Sarah then informed the class that they would be practicing close reading. It’s the same thing they did during the previous class, but now with a “fancy name” given to it. “Don’t freak out. You’ve done this before,” she said. She explained that the students will be doing close reading on the poems pinned up around the room. First, though, they would practice together, as a whole class. Students got into groups, and were given a two-sided handout. Everyone had the same poem (“Shadow Beast”) on one side; the other side had a different poem depending on the group. The task was to annotate “Shadow Beast” in stages. First, Sarah read the poem aloud and gave students two minutes to write down anything they noticed. Students immediately started annotating their poems—it was clear that they had done this before. “Shadow Beast” was pinned up at the front of the room—as Sarah asked students to share some of the things they noticed, she annotated the poem on the wall. Next up was diction: what are some interesting words we notice? Are any words used in unusual ways? Again, students were given a couple of minutes to think and write, before they shard what they came up with for the whole class. This pattern was repeated through categories narrative voice, tone, and rhetorical and literary devices. In a very short amount of time, students came up with a lot to say about a poem that probably seemed opaque and mystifying at first. As in her Rhetoric classes, Sarah showed herself to be a deft responder to student ideas, pivoting between the student sharing and the rest of the class, making sure that everyone was engaged throughout the process.

Following this shared close reading, groups were sent off to begin annotating the poem on the back of their handouts. Each group had a different poem, which was both on their handouts and on the wall where they were sitting. Following Sarah’s guidance, students discussed and then annotated their poem for diction—paying attention to the word choices. Sarah then went around the room and each group shared one example of diction from their poem that they found interesting. After this, groups rotated, getting a new poem to work with. They added to the annotations on the printed poem with new observations about the poem’s narrative voice. More sharing out, then another rotation. After students worked on tone and rhetorical devices, all of the poems on the wall were covered in a riot of annotations, visual evidence of all of the work students had put in.
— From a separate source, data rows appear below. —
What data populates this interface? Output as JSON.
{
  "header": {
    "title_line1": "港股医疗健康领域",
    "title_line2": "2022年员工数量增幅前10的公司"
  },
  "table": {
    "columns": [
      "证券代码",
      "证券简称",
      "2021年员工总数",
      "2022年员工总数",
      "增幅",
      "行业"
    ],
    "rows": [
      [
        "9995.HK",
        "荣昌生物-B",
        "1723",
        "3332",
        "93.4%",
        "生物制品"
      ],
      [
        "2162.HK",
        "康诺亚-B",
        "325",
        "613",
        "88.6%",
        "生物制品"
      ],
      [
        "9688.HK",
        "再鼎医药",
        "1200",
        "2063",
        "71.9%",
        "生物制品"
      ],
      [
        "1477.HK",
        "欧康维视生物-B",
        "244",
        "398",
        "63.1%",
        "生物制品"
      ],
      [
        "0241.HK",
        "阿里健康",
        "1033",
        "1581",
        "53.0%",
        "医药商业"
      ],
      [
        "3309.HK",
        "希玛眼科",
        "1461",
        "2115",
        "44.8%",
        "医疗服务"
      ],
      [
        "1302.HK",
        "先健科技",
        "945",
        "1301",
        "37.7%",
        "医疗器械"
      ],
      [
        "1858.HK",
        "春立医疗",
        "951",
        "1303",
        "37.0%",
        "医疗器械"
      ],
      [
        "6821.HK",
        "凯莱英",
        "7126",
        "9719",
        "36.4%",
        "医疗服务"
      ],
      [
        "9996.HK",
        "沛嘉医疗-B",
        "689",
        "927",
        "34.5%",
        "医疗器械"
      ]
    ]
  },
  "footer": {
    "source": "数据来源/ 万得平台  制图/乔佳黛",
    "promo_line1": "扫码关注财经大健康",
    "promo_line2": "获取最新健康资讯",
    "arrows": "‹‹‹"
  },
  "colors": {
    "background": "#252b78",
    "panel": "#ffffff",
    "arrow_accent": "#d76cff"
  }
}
Next, Sarah gave groups a series of questions to consider about their original poem: what is this monster a metaphor for? What do the things you noticed point to? After their group discussions, students shared with the whole class what they came up with. Sarah pointed out that the process they went through in class was an excellent way to construct arguments for their upcoming essays: close reading in steps followed by using the product of that close reading as evidence to make claims about what the text is doing.

Like the previous class periods I observed, this one showed off Sarah’s commitment to evidence-based pedagogy: in Sarah’s classes, students do stuff. Class is clearly a space in which students do the work of learning—it’s clear from how her students respond to her questions, and how enthusiastically they throw themselves into the activities she designs, that Sarah has taught them that class time is not a time when they sit back and listen to the professor drone on and on. Her classroom is an inspiring space to visit, in which students (none of whom are English majors, I should note) excitedly close read poems and discover that doing so is a valuable activity. It’s difficult to overstate how rare this is to find in a graduate instructor, how advanced a pedagogue Sarah already is. She has my highest recommendation.